Restore Database with RECOVER generates new values for identity columns

  • oogibah wrote:

    Makes sense, but I still can't wrap my head around why you would want a column that contains an arbitrary incremental, albeit not.. consistent number that also isn't unique.

    Why would a design require such a thing?  Something like a person entity, where there is really no set of attributes that uniquely identify a person?

    What is the need to "order" the data with a numerical value?

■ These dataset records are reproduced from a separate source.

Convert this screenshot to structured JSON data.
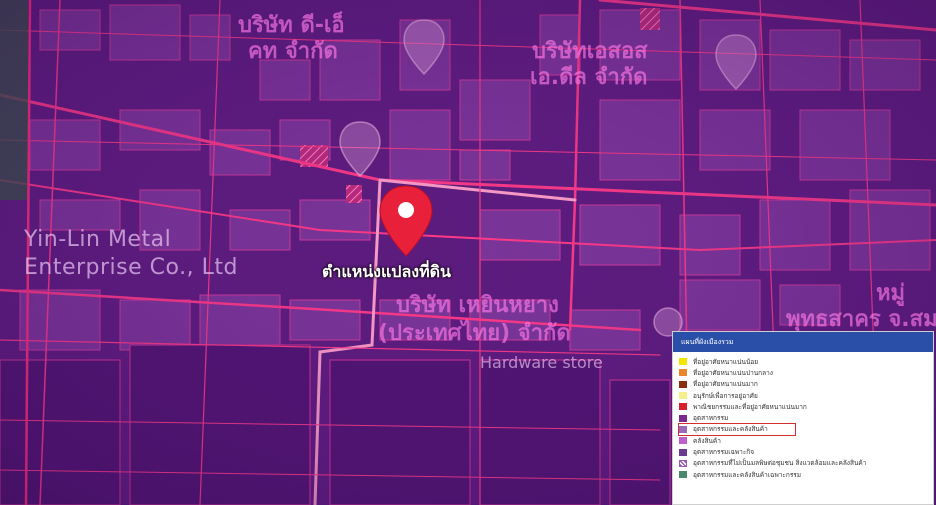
{
  "map": {
    "labels": {
      "company_top_th_line1": "บริษัท ดี-เอ็",
      "company_top_th_line2": "คท จำกัด",
      "company_mid_th_line1": "บริษัทเอสอส",
      "company_mid_th_line2": "เอ.ดีล จำกัด",
      "yinlin_line1": "Yin-Lin Metal",
      "yinlin_line2": "Enterprise Co., Ltd",
      "plot_location": "ตำแหน่งแปลงที่ดิน",
      "company_bottom_th_line1": "บริษัท เหยินหยาง",
      "company_bottom_th_line2": "(ประเทศไทย) จำกัด",
      "hardware_store": "Hardware store",
      "right_edge_line1": "หมู่",
      "right_edge_line2": "พุทธสาคร จ.สม"
    },
    "colors": {
      "base": "#5a1a7a",
      "roads": "#ff2d7a",
      "pin": "#e8203a"
    },
    "icons": [
      "location-pin-icon",
      "map-marker-icon"
    ]
  },
  "legend": {
    "title": "แผนที่ผังเมืองรวม",
    "items": [
      {
        "label": "ที่อยู่อาศัยหนาแน่นน้อย",
        "color": "#f2e600"
      },
      {
        "label": "ที่อยู่อาศัยหนาแน่นปานกลาง",
        "color": "#e8882a"
      },
      {
        "label": "ที่อยู่อาศัยหนาแน่นมาก",
        "color": "#8b2e10"
      },
      {
        "label": "อนุรักษ์เพื่อการอยู่อาศัย",
        "color": "#f5f08a"
      },
      {
        "label": "พาณิชยกรรมและที่อยู่อาศัยหนาแน่นมาก",
        "color": "#d8202a"
      },
      {
        "label": "อุตสาหกรรม",
        "color": "#7a2a8a"
      },
      {
        "label": "อุตสาหกรรมและคลังสินค้า",
        "color": "#9a6ab8",
        "highlighted": true
      },
      {
        "label": "คลังสินค้า",
        "color": "#c060d0"
      },
      {
        "label": "อุตสาหกรรมเฉพาะกิจ",
        "color": "#6a3a90"
      },
      {
        "label": "อุตสาหกรรมที่ไม่เป็นมลพิษต่อชุมชน สิ่งแวดล้อมและคลังสินค้า",
        "color": "#9b59b6",
        "hatch": true
      },
      {
        "label": "อุตสาหกรรมและคลังสินค้าเฉพาะกรรม",
        "color": "#4a8a6a"
      }
    ]
  }
}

    When you say most of what you created is "not very wide and filtered by nvarchar values", I'm kind of curious about your schema.  As well as your clustered indexes, and the daily massive fragmentation your indexes must be experiencing.

    Michael L John
    If you assassinate a DBA, would you pull a trigger?
    To properly post on a forum:
    http://www.sqlservercentral.com/articles/61537/

  • I think you are grossly overestimating the amount of tables I build :D. I mostly deal in backups,access, and troubleshooting.  The only tables I've built have to deal with keeping track of server data for reporting such as server names, environments they exist on, if they are encrypted and so forth.  Because this data inherintly doesn't have any unique values that isn't nvarchar, I would create an identity column such as serverid as a primary key and populate the table so that when I join, I'm joining on that serverid rather than something like servername to pull the data from the normalized tables that contain different server information.

     

    And again "Something like a person entity, where there is really no set of attributes that uniquely identify a person?" if the IDENTITY inherently isn't unique, why would you ever use it WITHOUT forcing it to be unique via primary key,unique keyword, or unique index?